Sunlight, heat, calming baby blues and flashes of electric yellow. 

Andy moved languidly through the scene, full of confidence, plays unspooling slower than they ever had before. He massaged the ball between his palms, slow-moed into the protective cocoon of the pocket. A.J. had one-on-one coverage on the fade, but eaaaaaaaaase into it, man, let him get another step on the safety.

Andy felt the ball leave his fingertips, pointer spinning back toward the earth to create the necessary spiral. He didn’t even need to watch, could sense the groan rising out of the stomachs of the home crowd, the energy turning against their boys even though the game was still early. 

The quarterback closed his eyes against the glare, lapping up the warmth.

Back home, with familiar routines and family meals, game-day naps and the questionable pregame nutrition of Skyline Chili—Three Way with no beans, thank you anyway. Andy had made that mistake once.

Indianapolis was reeling. The Colts had restored a fragile confidence, but one little nudge back toward self-doubt and they were hurdling back toward earth, shattered to pieces once more after an early touchdown from that swarming, black-and-orange swarm of a defense.

Pittsburgh, that old fortress where so many past Ohioan dreams had come to die—late kickoff, a bitter chill seeping under no-matter-how-many layers into bones. An all-consuming dark moonscape of an evening, suffocating any hope of that California serenity.

In its place was sharpness. No longer that preferred slow-motion, but Andy could make this work. Temperature below freezing, vessels constricting, everything took on an added crisp, from the floodlights to his own movements.

Those and, above all, the hits—crunching cheap shots, standard bull-rushes, even the slightest nudge sends alarm bells screaming up the nervous system. But instead of losing control, as these kind of medieval wars had done to him in the past, Andy grasped onto it tighter.

Even in the second half, hammer blows heightened awareness. The Tasmanian devil of a safety telegraphing his blitzes, the nickel back cheating inside, the tendency to tilt back toward prevent on third-and-longs—save that one for later. 

So cold, the pads cracked like icebergs, beards morphed into muddy icesickles. 

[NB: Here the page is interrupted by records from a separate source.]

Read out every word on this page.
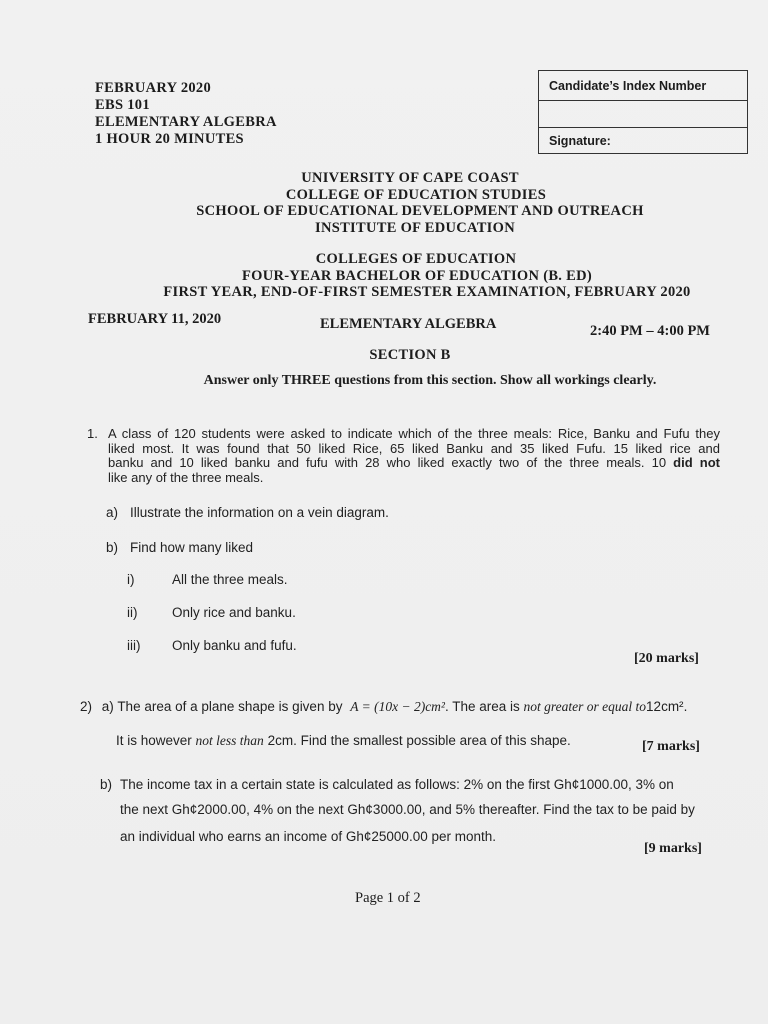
FEBRUARY 2020
EBS 101
ELEMENTARY ALGEBRA
1 HOUR 20 MINUTES
Candidate’s Index Number
Signature:
UNIVERSITY OF CAPE COAST
COLLEGE OF EDUCATION STUDIES
SCHOOL OF EDUCATIONAL DEVELOPMENT AND OUTREACH
INSTITUTE OF EDUCATION
COLLEGES OF EDUCATION
FOUR-YEAR BACHELOR OF EDUCATION (B. ED)
FIRST YEAR, END-OF-FIRST SEMESTER EXAMINATION, FEBRUARY 2020
FEBRUARY 11, 2020	ELEMENTARY ALGEBRA	2:40 PM – 4:00 PM
SECTION B
Answer only THREE questions from this section. Show all workings clearly.
1. A class of 120 students were asked to indicate which of the three meals: Rice, Banku and Fufu they
liked most. It was found that 50 liked Rice, 65 liked Banku and 35 liked Fufu. 15 liked rice and
banku and 10 liked banku and fufu with 28 who liked exactly two of the three meals. 10 did not
like any of the three meals.
a) Illustrate the information on a vein diagram.
b) Find how many liked
i)	All the three meals.
ii)	Only rice and banku.
iii) Only banku and fufu.
[20 marks]
2) a) The area of a plane shape is given by A = (10x − 2)cm². The area is not greater or equal to12cm².
It is however not less than 2cm. Find the smallest possible area of this shape.	[7 marks]
b) The income tax in a certain state is calculated as follows: 2% on the first Gh¢1000.00, 3% on
the next Gh¢2000.00, 4% on the next Gh¢3000.00, and 5% thereafter. Find the tax to be paid by
an individual who earns an income of Gh¢25000.00 per month.
[9 marks]
Page 1 of 2
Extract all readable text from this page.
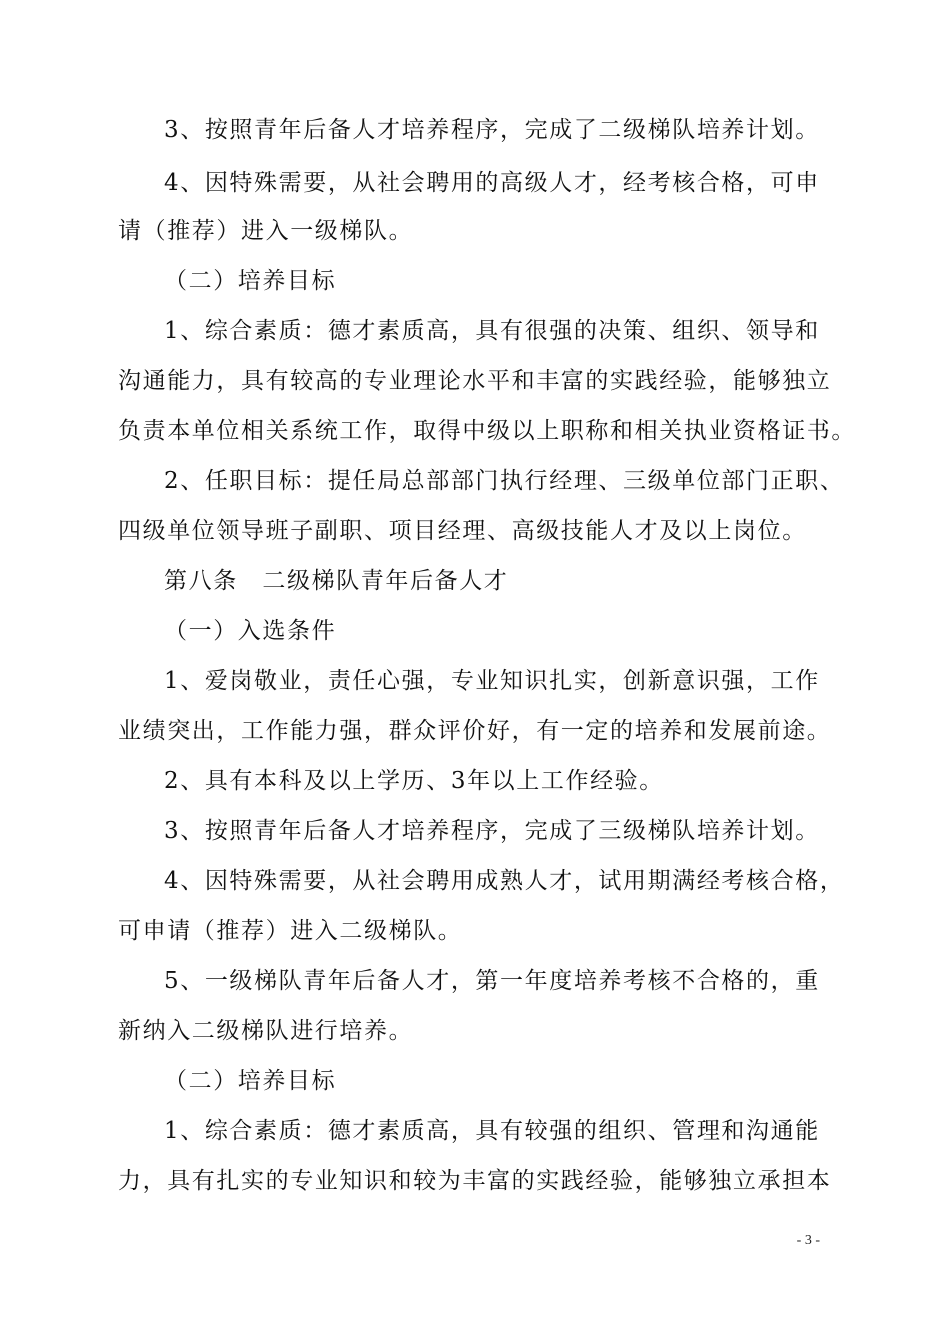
3、按照青年后备人才培养程序，完成了二级梯队培养计划。
4、因特殊需要，从社会聘用的高级人才，经考核合格，可申
请（推荐）进入一级梯队。
（二）培养目标
1、综合素质：德才素质高，具有很强的决策、组织、领导和
沟通能力，具有较高的专业理论水平和丰富的实践经验，能够独立
负责本单位相关系统工作，取得中级以上职称和相关执业资格证书。
2、任职目标：提任局总部部门执行经理、三级单位部门正职、
四级单位领导班子副职、项目经理、高级技能人才及以上岗位。
第八条　二级梯队青年后备人才
（一）入选条件
1、爱岗敬业，责任心强，专业知识扎实，创新意识强，工作
业绩突出，工作能力强，群众评价好，有一定的培养和发展前途。
2、具有本科及以上学历、3年以上工作经验。
3、按照青年后备人才培养程序，完成了三级梯队培养计划。
4、因特殊需要，从社会聘用成熟人才，试用期满经考核合格，
可申请（推荐）进入二级梯队。
5、一级梯队青年后备人才，第一年度培养考核不合格的，重
新纳入二级梯队进行培养。
（二）培养目标
1、综合素质：德才素质高，具有较强的组织、管理和沟通能
力，具有扎实的专业知识和较为丰富的实践经验，能够独立承担本
- 3 -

Fourth quarter like the directors cut of an overwrought sports movie: Head-to-head collisions, breath flowing into the night, running backs driven into the aluminum benches. A final push inside the enemy red zone, score knotted at 14, an unstoppable, gradual churn toward glory. No need to intervene. Andy just handed the ball off once more, pushed back the black with hands raised in triumph.

Less clarity from here, job already done. 

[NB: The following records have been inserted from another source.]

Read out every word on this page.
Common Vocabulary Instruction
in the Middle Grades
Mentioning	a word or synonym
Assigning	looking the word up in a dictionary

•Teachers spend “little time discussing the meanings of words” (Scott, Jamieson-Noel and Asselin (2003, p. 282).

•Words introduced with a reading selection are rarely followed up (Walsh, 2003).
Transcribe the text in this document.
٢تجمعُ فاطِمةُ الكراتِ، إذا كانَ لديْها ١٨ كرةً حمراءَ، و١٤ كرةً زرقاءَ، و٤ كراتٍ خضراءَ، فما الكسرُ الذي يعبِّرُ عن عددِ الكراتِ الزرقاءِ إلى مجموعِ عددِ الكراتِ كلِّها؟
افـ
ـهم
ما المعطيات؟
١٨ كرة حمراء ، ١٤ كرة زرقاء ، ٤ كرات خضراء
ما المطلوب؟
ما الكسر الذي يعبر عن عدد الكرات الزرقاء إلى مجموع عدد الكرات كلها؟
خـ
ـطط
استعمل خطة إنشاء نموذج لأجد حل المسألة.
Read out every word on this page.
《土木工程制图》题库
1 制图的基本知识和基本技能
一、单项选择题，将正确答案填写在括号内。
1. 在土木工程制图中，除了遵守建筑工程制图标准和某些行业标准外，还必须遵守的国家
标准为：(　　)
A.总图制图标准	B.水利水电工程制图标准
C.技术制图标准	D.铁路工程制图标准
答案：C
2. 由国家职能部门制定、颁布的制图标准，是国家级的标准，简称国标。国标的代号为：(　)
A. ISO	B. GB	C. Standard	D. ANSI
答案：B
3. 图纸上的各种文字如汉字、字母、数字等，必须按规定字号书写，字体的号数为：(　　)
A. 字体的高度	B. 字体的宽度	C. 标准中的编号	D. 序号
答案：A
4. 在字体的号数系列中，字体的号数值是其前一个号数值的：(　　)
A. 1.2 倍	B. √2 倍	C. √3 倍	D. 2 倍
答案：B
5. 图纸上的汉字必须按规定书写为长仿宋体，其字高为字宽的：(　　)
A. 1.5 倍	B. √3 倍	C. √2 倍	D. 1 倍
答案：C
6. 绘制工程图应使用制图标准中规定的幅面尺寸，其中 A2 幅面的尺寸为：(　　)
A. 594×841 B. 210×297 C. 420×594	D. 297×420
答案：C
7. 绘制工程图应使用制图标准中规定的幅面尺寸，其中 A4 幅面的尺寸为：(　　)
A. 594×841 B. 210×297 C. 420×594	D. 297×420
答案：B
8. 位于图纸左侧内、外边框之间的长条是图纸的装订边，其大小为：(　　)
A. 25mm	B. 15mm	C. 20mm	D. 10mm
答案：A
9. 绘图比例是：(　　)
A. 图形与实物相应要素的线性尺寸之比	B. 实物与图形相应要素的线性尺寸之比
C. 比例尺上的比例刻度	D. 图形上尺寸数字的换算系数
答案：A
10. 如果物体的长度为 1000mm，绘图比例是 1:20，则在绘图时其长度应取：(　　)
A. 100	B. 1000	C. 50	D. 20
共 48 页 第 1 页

Boredom eased his mind toward fancy. Linebackers snapping spark-infused whips, receivers with six arms, a wave turned into a wall of flame that burned Paul Brown Stadium to the ground, he and his teammates cleaned by the resulting ashes. Signs in the sky, dragons gulping pigskin whole, receivers with a thousand arms. A purple army turned aside by a lazy flick of his mechanized arm.

Increasingly elaborate as they galloped unbidden toward the postseason. Fireballs, explosion, a city walled in gold. Hold it, hold it, eaaaaaaaasy man. That’s enough for today.

It took discipline to turn toward reality when he was in this deep—a hand groping around, grasping that orange shock of hair, yanking it back toward the surface.

His disarmingly pale eyes snapped open, lungs and mouth teamed to gulp deeply for air. The humidity was stifling. The tang of smoke stung his nostrils. 

The feeling lingered, the serenity, the clarity, the certainty.

Andy was ready for the home stretch.